RadioShack Corporation (NYSE:RSH) has a storied history. Somehow, the 90-year-old retailer has managed to survive multiple periods of transformation in the electronics industry.
But this time might be different. Shares of RadioShack Corporation (NYSE:RSH) have lost more than 85% of their value since the beginning of 2010. The company reported a worse than expected loss back in July, and ratings agency Standard & Poor’s warned that the company could default on its debt within a year.
RadioShack Corporation (NYSE:RSH) knows that it needs to change — the company is planning to renovate its stores with new displays in the hopes of bringing back consumers. But would-be shareholders should be aware of the challenges facing the company.
Is RadioShack still relevant?
RadioShack Corporation (NYSE:RSH) is really facing a fundamental problem: is there still a reason for it to exist?
Increasingly, the answer appears to be “no.” That 85% share decline has been accompanied by a steady drop in same-store sales and a dwindling cash balance. Last quarter, same-store sales actually increased by 1.3%, a surprising uptick. But that was accompanied by an operating loss of $41 million — about a 300% increase from the previous year.
In the two quarters before that, same-store sales dropped (5.7% in the first quarter, and 7% in the fourth quarter of last year).
RadioShack Corporation (NYSE:RSH)’s answer is to remodel.

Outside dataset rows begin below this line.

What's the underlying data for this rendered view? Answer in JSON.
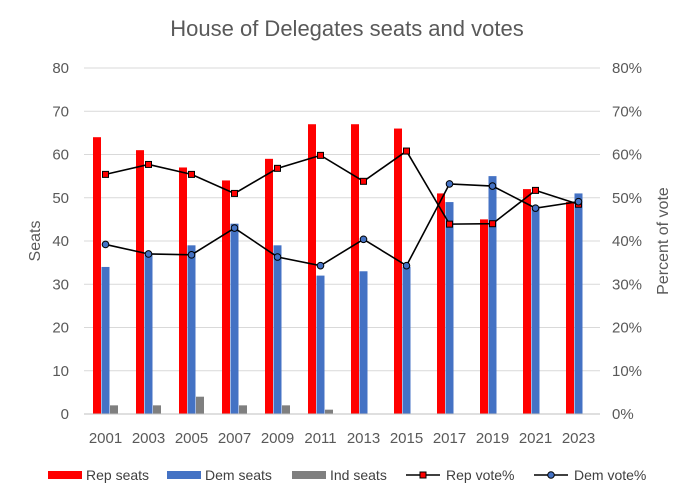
{
  "chart_data": {
    "type": "bar",
    "title": "House of Delegates seats and votes",
    "categories": [
      "2001",
      "2003",
      "2005",
      "2007",
      "2009",
      "2011",
      "2013",
      "2015",
      "2017",
      "2019",
      "2021",
      "2023"
    ],
    "ylabel": "Seats",
    "y2label": "Percent of vote",
    "ylim": [
      0,
      80
    ],
    "y2lim": [
      0,
      80
    ],
    "yticks": [
      "0",
      "10",
      "20",
      "30",
      "40",
      "50",
      "60",
      "70",
      "80"
    ],
    "y2ticks": [
      "0%",
      "10%",
      "20%",
      "30%",
      "40%",
      "50%",
      "60%",
      "70%",
      "80%"
    ],
    "grid": true,
    "legend_position": "bottom",
    "bar_series": [
      {
        "name": "Rep seats",
        "color": "#ff0000",
        "values": [
          64,
          61,
          57,
          54,
          59,
          67,
          67,
          66,
          51,
          45,
          52,
          49
        ]
      },
      {
        "name": "Dem seats",
        "color": "#4472c4",
        "values": [
          34,
          37,
          39,
          44,
          39,
          32,
          33,
          34,
          49,
          55,
          48,
          51
        ]
      },
      {
        "name": "Ind seats",
        "color": "#7f7f7f",
        "values": [
          2,
          2,
          4,
          2,
          2,
          1,
          0,
          0,
          0,
          0,
          0,
          0
        ]
      }
    ],
    "line_series": [
      {
        "name": "Rep vote%",
        "color": "#000000",
        "marker_color": "#ff0000",
        "marker": "square",
        "values": [
          55.4,
          57.7,
          55.4,
          51.0,
          56.8,
          59.8,
          53.8,
          60.8,
          43.9,
          44.0,
          51.7,
          48.5
        ]
      },
      {
        "name": "Dem vote%",
        "color": "#000000",
        "marker_color": "#4472c4",
        "marker": "circle",
        "values": [
          39.2,
          37.0,
          36.8,
          43.0,
          36.3,
          34.3,
          40.4,
          34.3,
          53.2,
          52.7,
          47.6,
          49.1
        ]
      }
    ]
  }
}
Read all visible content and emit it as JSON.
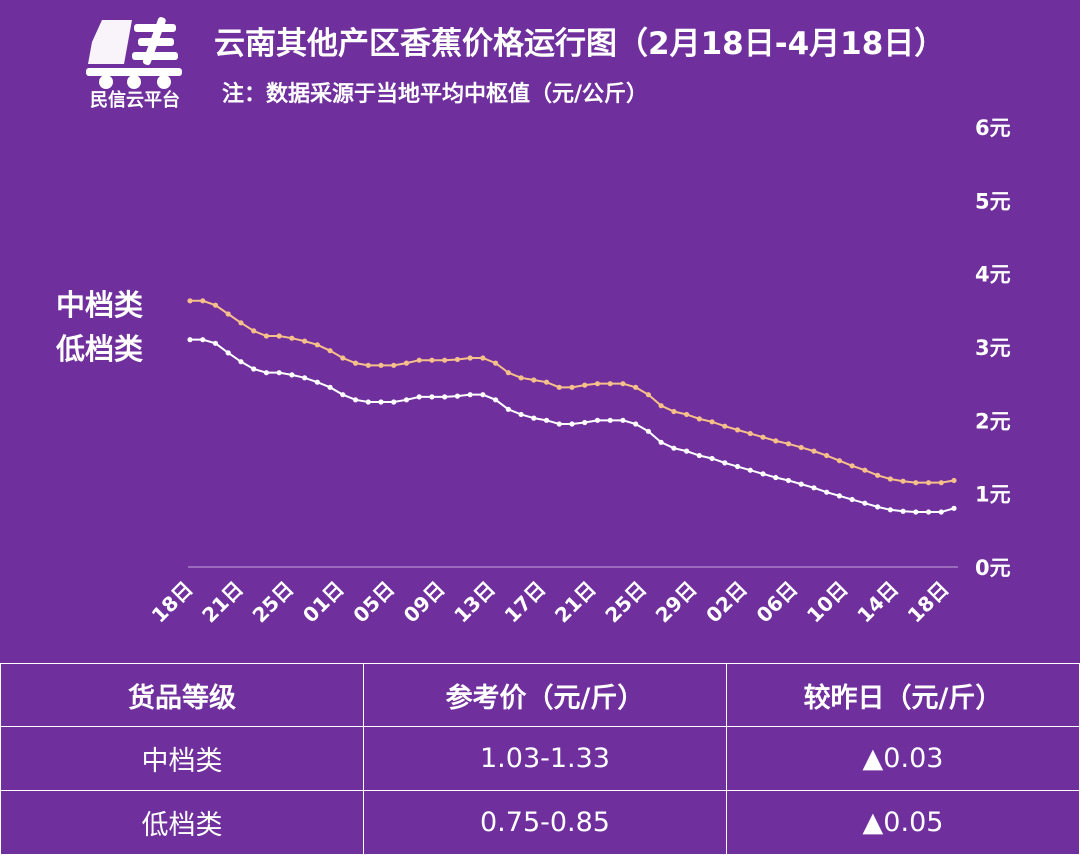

In the last few months, the company has rolled out a handful of “concept” stores featuring unique displays (Twice has a photo walk-through of the remodeled Manhattan location.). Better looking stores should help, in theory, but it’s far from a guarantee. RadioShack still sells mostly commodity products that are available in numerous other stores and online.
Consider J.C. Penney Company, Inc. (NYSE:JCP): former CEO Ron Johnson spent hundreds of millions of dollars remodeling the retailer to no avail. Same-store sales dropped dramatically during his tenure.
On the flipside, stores like Wal-Mart Stores, Inc. (NYSE:WMT) and Costco Wholesale Corporation (NASDAQ:COST) wouldn’t win any visual awards, yet their businesses continue to dominate their respective retail sectors.
Competition in the space is intense
Moreover, RadioShack Corporation (NYSE:RSH) isn’t the only company remodeling. Its big box competitor Best Buy Co., Inc. (NYSE:BBY) is in the midst of its own turnaround, while wireless carrier AT&T Inc. (NYSE:T) is also focusing on its retail arm.
Best Buy’s new CEO, Hubert Joly, has executed a turnaround plan focused on cost-cutting, bolstering the store’s online operation, and partnering with major electronic firms for mini “store-in-store” concepts. Apple Inc. (NASDAQ:AAPL)’s success over the last few years has been bolstered by its retail arm. Apple’s stores give customers a place to demo and learn about its new products, as well as receive tech support from knowledgeable employees.
Samsung and Microsoft, observing Apple’s success, have shown interest in replicating the strategy. Both companies have signed agreements with Best Buy to set up shop within larger Best Buy stores.
Analysts have praised Best Buy’s moves, including those at Jefferies, who raised their price target to $35 last month (shares are currently trading near $30).
Meanwhile, AT&T has also unveiled plans for a stronger retail operation. Although most would not view the wireless carrier as a direct competitor, RadioShack’s focus on mobile phones (the company said wireless accessories were a key driver of growth last quarter) could be hampered by AT&T’s new strategy.
AT&T has built its first concept store in Chicago, and plans to roll out the design to 2,300 stores by 2014. Bloomberg calls AT&T’s new design a “blatant knock-off” of Apple’s stores — but that could be a good thing for AT&T.
With AT&T focusing on its retail operation, it may mean that more subscribers are going to the AT&T store to buy their phones and accessories — not RadioShack Corporation (NYSE:RSH). AT&T is far from the only carrier, but it does have nearly a third of the market. Moreover, if its strategy is successful, it would not be unreasonable to assume competitors like Verizon Communications Inc. (NYSE:VZ) and Sprint Nextel Corporation (NYSE:S) would follow suit.